GAZA CITY
The Palestinian Legislative Council (PLC) held a special session on Sunday outside the gates of the Rafah crossing on the borders with Egypt.
"More than 1.8 million Palestinians have been suffering under an eight-year siege imposed on the Gaza Strip," PLC deputy speaker Ahmed Bahr told the session.
"The closure of the Rafah crossing has tightened the blockade on the strip and left thousands of students and patients in suffering," he added.
The top lawmaker went on to call on Egyptian authorities to permanently open the Rafah terminal to help ease the siege on the Palestinian seaside enclave.
Egyptian authorities have tightened their control over the border with the Hamas-run Gaza Strip since last July's ouster of elected president Mohamed Morsi by the Egyptian army.

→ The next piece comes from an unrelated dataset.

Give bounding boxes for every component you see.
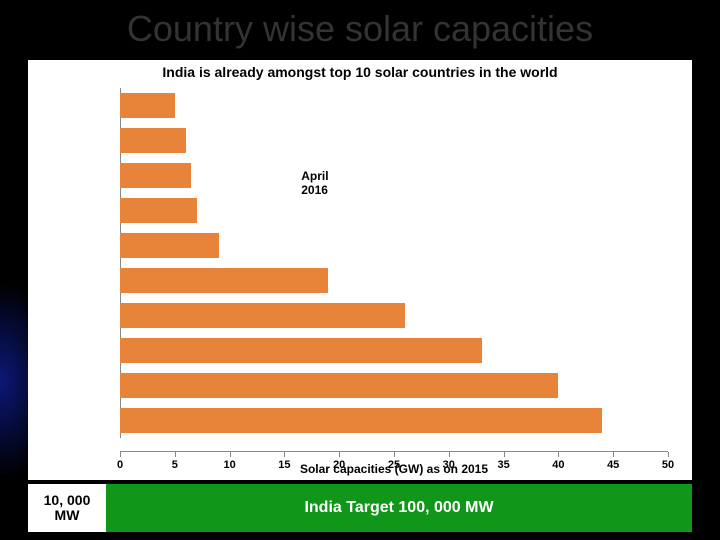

In recent weeks, Egypt has repeatedly closed the Rafah crossing, which – due to an ongoing, eight-year Israeli siege – represents Gaza's only window to the outside world.
The Egyptian army has also launched a campaign aimed at destroying the network of tunnels linking Gaza to Egypt's Sinai Peninsula, which in recent years had been used to bring vital commodities into the besieged coastal enclave, home to nearly 2 million Palestinians.
Egyptian authorities blame Hamas, an ideological offshoot of the Muslim Brotherhood, the group which propelled Morsi to power in the 2012 elections, of involvement in recent attacks in Egypt, a claim vehemently denied by the Islamist group.
They have accused several Palestinians of involvement in a mass jailbreak during the 2011 revolution that ousted autocratic president Hosni Mubarak.
"The charges are an attempt to drag the Palestinian resistance into the Egyptian crisis," Bahr said.